We kept going, and Juan kept coming up with new excuses to turn back. "You are running out of energy," he would tell me in an accusing tone. "If you loose consciousness or get too exhausted, I would have to carry you down and it will be hard for me." Clearly, Juan thought Miguel would be doing all the work on this trip, taking the two guys on his line, and then he wouldn't have to go too far up with me, because it will be easy enough to talk me into going back. Actually, he might have been right, if only Alex wasn't behind me. The last thing I wanted to do was to disappoint him by showing lack of willpower and that, for the most part, was what kept me going. Another little thing to consider was my actual wellbeing.
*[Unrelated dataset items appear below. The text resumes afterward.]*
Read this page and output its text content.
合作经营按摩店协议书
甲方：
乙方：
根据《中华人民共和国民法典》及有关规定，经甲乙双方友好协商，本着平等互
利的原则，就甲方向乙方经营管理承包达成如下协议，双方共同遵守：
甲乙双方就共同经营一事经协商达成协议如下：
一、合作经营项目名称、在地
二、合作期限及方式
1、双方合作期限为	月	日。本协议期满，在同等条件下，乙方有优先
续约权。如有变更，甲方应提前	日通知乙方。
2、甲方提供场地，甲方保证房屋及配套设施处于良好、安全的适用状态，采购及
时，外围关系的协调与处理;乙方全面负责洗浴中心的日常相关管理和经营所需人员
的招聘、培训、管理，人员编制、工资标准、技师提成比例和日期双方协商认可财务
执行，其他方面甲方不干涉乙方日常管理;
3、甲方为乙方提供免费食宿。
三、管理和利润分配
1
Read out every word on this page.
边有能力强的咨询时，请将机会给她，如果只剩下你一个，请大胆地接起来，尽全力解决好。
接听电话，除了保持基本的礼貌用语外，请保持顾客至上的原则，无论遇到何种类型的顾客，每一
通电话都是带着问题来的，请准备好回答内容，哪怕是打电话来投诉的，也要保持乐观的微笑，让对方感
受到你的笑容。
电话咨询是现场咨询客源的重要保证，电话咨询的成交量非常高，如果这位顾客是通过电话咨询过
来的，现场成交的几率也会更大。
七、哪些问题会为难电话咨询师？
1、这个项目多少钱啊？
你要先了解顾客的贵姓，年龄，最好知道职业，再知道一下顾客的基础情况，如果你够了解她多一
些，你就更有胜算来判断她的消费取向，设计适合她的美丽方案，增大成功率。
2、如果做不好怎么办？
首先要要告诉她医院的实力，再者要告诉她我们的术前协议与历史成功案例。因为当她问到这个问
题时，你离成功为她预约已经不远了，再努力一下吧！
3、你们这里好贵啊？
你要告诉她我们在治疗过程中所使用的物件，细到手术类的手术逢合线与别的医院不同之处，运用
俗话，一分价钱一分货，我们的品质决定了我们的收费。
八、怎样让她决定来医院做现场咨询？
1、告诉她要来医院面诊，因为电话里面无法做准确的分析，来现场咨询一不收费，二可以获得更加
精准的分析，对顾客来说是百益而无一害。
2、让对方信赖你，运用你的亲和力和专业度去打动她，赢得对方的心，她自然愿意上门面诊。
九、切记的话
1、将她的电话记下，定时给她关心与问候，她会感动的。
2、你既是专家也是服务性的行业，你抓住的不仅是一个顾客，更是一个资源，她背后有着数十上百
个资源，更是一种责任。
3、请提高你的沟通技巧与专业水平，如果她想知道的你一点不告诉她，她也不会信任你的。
Huayna Potosi, 6,088m mountain near La Paz, ice climbing, adventure travel Bolivia, adventure travel south america, altitude sickness

I was determined to squeeze every ounce of energy available to get as far as possible, but I was also realizing no one would be proud of me for damaging my lungs or getting frostbitten. For an hour now I could feel a piercing pain in my chest. I was so starved for air that I took off the fleece layer that was covering up my mouth and greedily swallowed freezing air. Soon I began feeling my knees buckle, and now I was no longer stopping for rest, I was simply falling down whenever my legs would fail me. Finally, when I was absolutely sure I could not possibly go on I turned to Alex and said: "You know what? I think I'm going to save you the cost of a funeral."